The stone gate that welcomes a person to Laya after the weary uphill trail is a signifier of sorts. People climbing up do not enter the arching gate. The trail crawls into this village along the left, leaving one to wonder why that gate is ever there.
They say men, women and mules entered ‘old’ Laya through this gate. The gate doesn’t look that old and the stones are still fresh as it stands high nursing memories of a not so distant past.
Thanks to my brief stint as a teacher, I met an old student of mine there, the representative of New Laya. Following the Cordycep Rush, Wangchuk dropped from Class XII to become a businessman. While other younger people tagged along older folk to collect the magic caterpillar, the 25-year-old decided to do it by himself. Wangchuk, who his friends laughed at in class as he read out faulty sentences, has achieved a financial feat that his friends who went on to colleges could never dream of.
Wangchuk didn’t stop there. He had better ideas than just collecting cordycep. Another Layap told me that he went to Thimphu and bought hundreds of pairs of football kneepads, sold it to cordycep collectors who have to crawl on all fours, and made a fortune.

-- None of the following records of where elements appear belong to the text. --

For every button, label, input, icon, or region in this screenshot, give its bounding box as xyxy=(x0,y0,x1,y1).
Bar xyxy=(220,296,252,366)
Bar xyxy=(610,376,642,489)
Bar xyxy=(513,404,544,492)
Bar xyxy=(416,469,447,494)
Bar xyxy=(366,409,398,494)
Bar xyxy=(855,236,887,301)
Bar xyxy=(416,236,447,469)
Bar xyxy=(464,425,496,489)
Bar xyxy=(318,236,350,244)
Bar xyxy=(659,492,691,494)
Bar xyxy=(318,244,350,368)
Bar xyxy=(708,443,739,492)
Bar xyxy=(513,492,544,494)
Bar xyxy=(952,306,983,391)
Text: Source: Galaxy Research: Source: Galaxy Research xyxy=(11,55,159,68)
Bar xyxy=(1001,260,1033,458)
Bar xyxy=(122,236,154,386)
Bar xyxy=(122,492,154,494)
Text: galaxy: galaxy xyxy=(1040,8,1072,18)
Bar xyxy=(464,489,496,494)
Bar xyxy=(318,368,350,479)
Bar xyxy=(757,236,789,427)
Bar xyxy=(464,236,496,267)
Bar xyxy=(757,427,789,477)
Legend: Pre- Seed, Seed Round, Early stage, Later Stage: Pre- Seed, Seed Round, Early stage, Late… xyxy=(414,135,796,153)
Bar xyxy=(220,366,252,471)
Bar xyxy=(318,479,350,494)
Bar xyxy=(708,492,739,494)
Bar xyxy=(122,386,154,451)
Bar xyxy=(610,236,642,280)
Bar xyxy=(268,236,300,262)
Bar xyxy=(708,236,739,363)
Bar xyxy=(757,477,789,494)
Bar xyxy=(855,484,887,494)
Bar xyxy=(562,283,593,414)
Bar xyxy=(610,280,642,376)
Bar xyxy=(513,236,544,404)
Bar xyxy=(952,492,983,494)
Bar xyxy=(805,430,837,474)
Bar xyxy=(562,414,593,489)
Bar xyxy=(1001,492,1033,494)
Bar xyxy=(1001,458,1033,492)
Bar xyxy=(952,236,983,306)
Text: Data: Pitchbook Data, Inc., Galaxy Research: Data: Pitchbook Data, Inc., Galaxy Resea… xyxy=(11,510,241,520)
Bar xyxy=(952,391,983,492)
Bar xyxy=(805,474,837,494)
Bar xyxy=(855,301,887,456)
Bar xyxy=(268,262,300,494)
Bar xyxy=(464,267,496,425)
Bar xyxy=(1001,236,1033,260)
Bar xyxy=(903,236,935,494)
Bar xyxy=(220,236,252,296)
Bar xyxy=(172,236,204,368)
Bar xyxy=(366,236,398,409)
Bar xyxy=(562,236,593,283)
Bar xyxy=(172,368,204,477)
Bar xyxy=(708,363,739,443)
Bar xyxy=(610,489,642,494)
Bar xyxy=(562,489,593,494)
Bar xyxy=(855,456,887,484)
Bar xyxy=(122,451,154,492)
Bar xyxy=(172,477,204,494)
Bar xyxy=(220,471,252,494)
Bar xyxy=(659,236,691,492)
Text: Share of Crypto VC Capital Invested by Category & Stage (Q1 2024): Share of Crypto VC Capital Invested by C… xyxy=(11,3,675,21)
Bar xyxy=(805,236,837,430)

As Bhutan goes for local government polls Monday, Wangchuk is contesting to become the gup of Laya gewog. Though Laya has a population of around 1,400 only 800 people are voters. Of them, many cordycep collectors, including Wangchuk’s father Pemba, has said he would not be there for the election. But he wished his son good luck.

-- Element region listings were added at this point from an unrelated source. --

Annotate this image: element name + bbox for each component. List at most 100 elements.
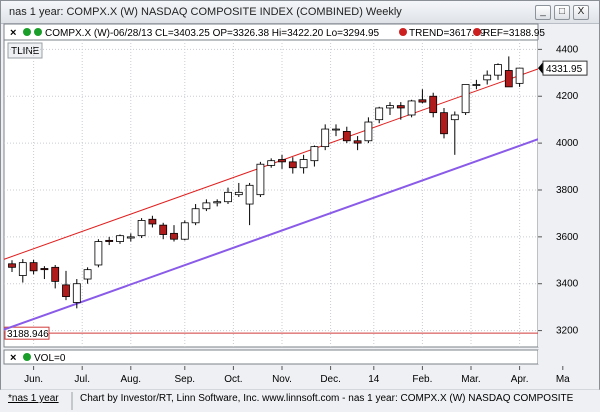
x-axis-panel bbox=[4, 366, 596, 388]
plot-area[interactable] bbox=[3, 39, 539, 348]
candle-up bbox=[364, 121, 373, 142]
candle-up bbox=[256, 163, 265, 196]
ref-info: REF=3188.95 bbox=[483, 28, 545, 39]
candle-down bbox=[288, 161, 297, 169]
candle-up bbox=[321, 128, 330, 148]
minimize-button[interactable]: _ bbox=[535, 5, 551, 20]
y-tick-label: 4200 bbox=[556, 91, 579, 102]
candle-up bbox=[310, 146, 319, 162]
symbol-info: COMPX.X (W)-06/28/13 CL=3403.25 OP=3326.… bbox=[45, 28, 380, 39]
last-price-box bbox=[542, 60, 588, 76]
candle-up bbox=[234, 191, 243, 196]
candle-up bbox=[18, 262, 27, 276]
candle-down bbox=[342, 130, 351, 142]
volume-axis-panel bbox=[538, 350, 596, 364]
maximize-button[interactable]: □ bbox=[554, 5, 570, 20]
last-price-label: 4331.95 bbox=[546, 64, 583, 75]
x-axis: Jun. Jul. Aug. Sep. Oct. Nov. Dec. 14 Feb. Mar. Ap… bbox=[24, 366, 570, 385]
trend-lines-layer: 3188.946 bbox=[4, 68, 538, 340]
candle-up bbox=[126, 236, 135, 239]
candle-up bbox=[450, 114, 459, 121]
x-tick-label: Feb. bbox=[412, 374, 432, 385]
last-price-arrow bbox=[538, 62, 543, 75]
x-tick-label: Mar. bbox=[461, 374, 480, 385]
candle-down bbox=[504, 70, 513, 88]
tline-label: TLINE bbox=[11, 46, 40, 57]
candle-up bbox=[213, 201, 222, 204]
x-tick-label: Apr. bbox=[511, 374, 529, 385]
green-status-icon-2 bbox=[34, 28, 42, 36]
y-tick-label: 4400 bbox=[556, 44, 579, 55]
candle-up bbox=[461, 84, 470, 114]
header-close-icon[interactable]: × bbox=[10, 27, 16, 39]
x-tick-label: Dec. bbox=[320, 374, 341, 385]
footer-credit: Chart by Investor/RT, Linn Software, Inc… bbox=[80, 393, 574, 404]
close-button[interactable]: X bbox=[573, 5, 589, 20]
candle-up bbox=[386, 105, 394, 109]
x-tick-label: Jun. bbox=[24, 374, 43, 385]
y-tick-label: 3200 bbox=[556, 326, 579, 337]
x-tick-label: Jul. bbox=[74, 374, 90, 385]
y-axis-panel bbox=[538, 40, 596, 347]
volume-strip bbox=[3, 349, 539, 365]
candle-down bbox=[148, 218, 157, 225]
candle-up bbox=[375, 107, 384, 121]
window-title: nas 1 year: COMPX.X (W) NASDAQ COMPOSITE… bbox=[9, 6, 402, 18]
candle-up bbox=[267, 160, 276, 166]
candle-up bbox=[94, 241, 103, 266]
candle-down bbox=[29, 262, 38, 272]
candle-up bbox=[515, 67, 524, 84]
ref-label: 3188.946 bbox=[7, 329, 49, 340]
candle-up bbox=[494, 64, 502, 76]
grid-layer bbox=[4, 40, 538, 347]
green-status-icon bbox=[23, 28, 31, 36]
volume-status-icon bbox=[23, 353, 31, 361]
footer-tab[interactable]: *nas 1 year bbox=[8, 393, 59, 404]
candle-down bbox=[440, 112, 448, 135]
candle-down bbox=[429, 95, 438, 114]
candle-up bbox=[472, 84, 481, 86]
candle-up bbox=[116, 235, 124, 242]
candle-down bbox=[353, 140, 362, 144]
y-tick-label: 3600 bbox=[556, 232, 579, 243]
candle-up bbox=[137, 220, 146, 237]
trend-info: TREND=3617.99 bbox=[409, 28, 486, 39]
candle-down bbox=[170, 232, 178, 240]
footer-bar bbox=[0, 390, 600, 412]
y-axis: 3200 3400 3600 3800 4000 4200 4400 4331.95 bbox=[538, 44, 588, 337]
trend-line-support bbox=[4, 138, 538, 331]
y-tick-label: 3400 bbox=[556, 279, 579, 290]
candles-layer bbox=[8, 56, 524, 309]
candle-up bbox=[483, 74, 492, 81]
x-tick-label: Oct. bbox=[224, 374, 242, 385]
candle-up bbox=[191, 208, 200, 224]
ref-marker-icon bbox=[473, 28, 481, 36]
candle-up bbox=[332, 128, 340, 131]
x-tick-label: Ma bbox=[556, 374, 570, 385]
candle-up bbox=[407, 100, 416, 116]
candle-up bbox=[299, 159, 308, 169]
candle-up bbox=[83, 269, 92, 280]
volume-close-icon[interactable]: × bbox=[10, 352, 16, 364]
volume-label: VOL=0 bbox=[34, 353, 66, 364]
candle-down bbox=[105, 239, 114, 242]
candle-down bbox=[159, 224, 168, 235]
candle-up bbox=[245, 184, 254, 205]
x-tick-label: Nov. bbox=[272, 374, 292, 385]
candle-down bbox=[8, 263, 16, 268]
candle-down bbox=[418, 99, 427, 103]
candle-down bbox=[396, 105, 405, 109]
candle-down bbox=[278, 159, 286, 163]
x-tick-label: Aug. bbox=[121, 374, 142, 385]
x-tick-label: 14 bbox=[368, 374, 380, 385]
candle-up bbox=[180, 222, 189, 240]
ref-label-box bbox=[4, 326, 50, 340]
x-tick-label: Sep. bbox=[175, 374, 196, 385]
candle-up bbox=[224, 191, 232, 203]
y-tick-label: 3800 bbox=[556, 185, 579, 196]
trend-marker-icon bbox=[399, 28, 407, 36]
candle-down bbox=[40, 268, 49, 271]
candle-down bbox=[62, 284, 70, 298]
y-tick-label: 4000 bbox=[556, 138, 579, 149]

Wangchuk knows that life is not about luck anymore. Many people who come to visit Laya grudgingly appreciate their riches: “all because of the cordycep. But who knows about the future?”
This year the collection has been poor. On approaching Laya as a tired man, I met Yangzom. She had returned after a two-day cordycep hunt in the mountains and was unlucky. She rested by the gate for a while and walked to the village.
The government is encouraging Layaps to take care of their yaks and also to see tourism as an opportunity because, like luck, the cordyceps are unpredictable: it keeps moving from one place to the other.
With plans to encourage more people to visit Laya, perhaps, a new touristy gate may be erected, through which one has to enter, and not pass by. There could be a day when the cordycep rush would just be a story of the past, and the highlanders have returned to their old ways of life.
On leaving Laya through the new gate, one would have already been satisfied seeing the life of Laya nestled in tourism brochures.